Mr Papadopoulos, who is also the Chair of UNISDR's Private Sector Advisory Group, said the private sector needed to be a central actor in building the successor to the Hyogo Framework for Action, the HFA2, and help on implementation of the framework agreement for disaster risk reduction.
"There are three main action points to make this happen: first we need to increase awareness of DRR as a means to protect business as well as an avenue for value creation; second, in this era of rapid urbanisation we need to invest smartly in resilient 'city ecosystems'; and third, we need a clear division of labour between the public and private sectors and for each to concentrate on what they do best," Mr Papadopoulos said.
"We've seen both the problem and the solution - and it is us. If we make the right decisions then we can really build resilience. If we do not make the right decisions then the consequences could be catastrophic," he said and added that "we take the decisions that create disasters and we make the investments that create risk."

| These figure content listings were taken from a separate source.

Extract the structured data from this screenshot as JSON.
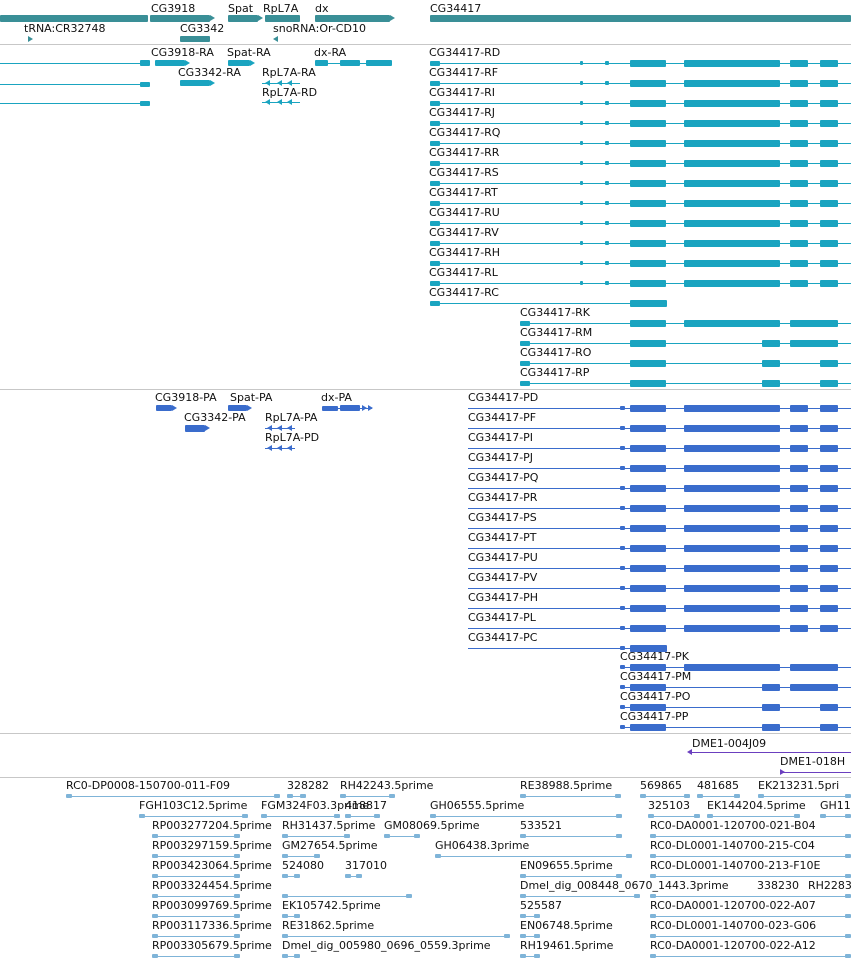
{
  "colors": {
    "gene": "#3a8f97",
    "transcript": "#1aa4c0",
    "protein": "#3a6ccc",
    "protein_dark": "#2a55b0",
    "reagent": "#6b3fbf",
    "est": "#7fb4d8",
    "divider": "#c7c7c7"
  },
  "genes": [
    "CG3918",
    "Spat",
    "RpL7A",
    "dx",
    "CG34417",
    "tRNA:CR32748",
    "CG3342",
    "snoRNA:Or-CD10"
  ],
  "transcripts": [
    "CG3918-RA",
    "Spat-RA",
    "dx-RA",
    "CG3342-RA",
    "RpL7A-RA",
    "RpL7A-RD",
    "CG34417-RD",
    "CG34417-RF",
    "CG34417-RI",
    "CG34417-RJ",
    "CG34417-RQ",
    "CG34417-RR",
    "CG34417-RS",
    "CG34417-RT",
    "CG34417-RU",
    "CG34417-RV",
    "CG34417-RH",
    "CG34417-RL",
    "CG34417-RC",
    "CG34417-RK",
    "CG34417-RM",
    "CG34417-RO",
    "CG34417-RP"
  ],
  "proteins": [
    "CG3918-PA",
    "Spat-PA",
    "dx-PA",
    "CG3342-PA",
    "RpL7A-PA",
    "RpL7A-PD",
    "CG34417-PD",
    "CG34417-PF",
    "CG34417-PI",
    "CG34417-PJ",
    "CG34417-PQ",
    "CG34417-PR",
    "CG34417-PS",
    "CG34417-PT",
    "CG34417-PU",
    "CG34417-PV",
    "CG34417-PH",
    "CG34417-PL",
    "CG34417-PC",
    "CG34417-PK",
    "CG34417-PM",
    "CG34417-PO",
    "CG34417-PP"
  ],
  "reagents": [
    "DME1-004J09",
    "DME1-018H"
  ],
  "ests": [
    "RC0-DP0008-150700-011-F09",
    "328282",
    "RH42243.5prime",
    "RE38988.5prime",
    "569865",
    "481685",
    "EK213231.5pri",
    "FGH103C12.5prime",
    "FGM324F03.3prime",
    "418817",
    "GH06555.5prime",
    "325103",
    "EK144204.5prime",
    "GH11",
    "RP003277204.5prime",
    "RH31437.5prime",
    "GM08069.5prime",
    "533521",
    "RC0-DA0001-120700-021-B04",
    "RP003297159.5prime",
    "GM27654.5prime",
    "GH06438.3prime",
    "RC0-DL0001-140700-215-C04",
    "RP003423064.5prime",
    "524080",
    "317010",
    "EN09655.5prime",
    "RC0-DL0001-140700-213-F10E",
    "RP003324454.5prime",
    "Dmel_dig_008448_0670_1443.3prime",
    "338230",
    "RH2283",
    "RP003099769.5prime",
    "EK105742.5prime",
    "525587",
    "RC0-DA0001-120700-022-A07",
    "RP003117336.5prime",
    "RE31862.5prime",
    "EN06748.5prime",
    "RC0-DL0001-140700-023-G06",
    "RP003305679.5prime",
    "Dmel_dig_005980_0696_0559.3prime",
    "RH19461.5prime",
    "RC0-DA0001-120700-022-A12"
  ]
}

Although both public and private sector were more aware of the issues than in the past, said Sandra Wu, Chairperson and CEO, Kokusai Kogyo Co., Ltd., it was now time to “move on and set goals and find solutions”, as well as to develop further private-public sector initiatives. Getting involved was not a choice but necessary for survival.
Roger Sutton, the Chief Executive of the Canterbury Earthquake Recovery Authority, spoke of his lessons from the disaster frontline in the wake of the 2010 and 2011 earthquakes in Christchurch, New Zealand. The cost of recovery was over 20% of the country's GDP.
'Successful recovery crucially depends on speed, using the best experts possible so that you start on the right track, and finally, good institutions and government, which really count,' Mr Sutton said.
Business representatives welcomed the Disaster Risk Framework put together after extensive consultations with 14 global corporations ABB, ARUP, BG Group, Citigroup, General Electric, HCC Group, HIRCO Group, Hitachi Group, InterContinental Hotels Group, Nestlé, NTT East Corporation, Roche, Shapoorhi Pallonji&Co. Ltd., and Walmart in a joint initiative between UNISDR and PwC.
The Framework is driven by standard risk management processes -- identification, assessment, response, and mitigation -- and is structured in three sections.
Dr Paul Robertson, head of PwC's Crisis Leadership practice in London said "good crisis management creates value" and without it, firms could potentially be in "company killer territory".
Risk reduction expert Dr Satori Nishikawa, of Japan, said "just in time" global supply chains are premised on resilient networks yet the disasters of 2011 in Thailand (floods) and Japan (earthquake, tsunami and nuclear emergency) exposed how vulnerable these networks really are to major interruption.
Dr Nishikawa highlighted the example of one Japanese medical waste processor that was only out of action briefly after the earthquake because of the robustness of its continuity planning.
Emiko Okuyama, Mayor of Sendai City, Japan, said that the city had worked with various sectors to increase its disaster risk capacity even before the earthquake and tsunami of 2011, and had been recognized as a role model for disaster management by the United Nations.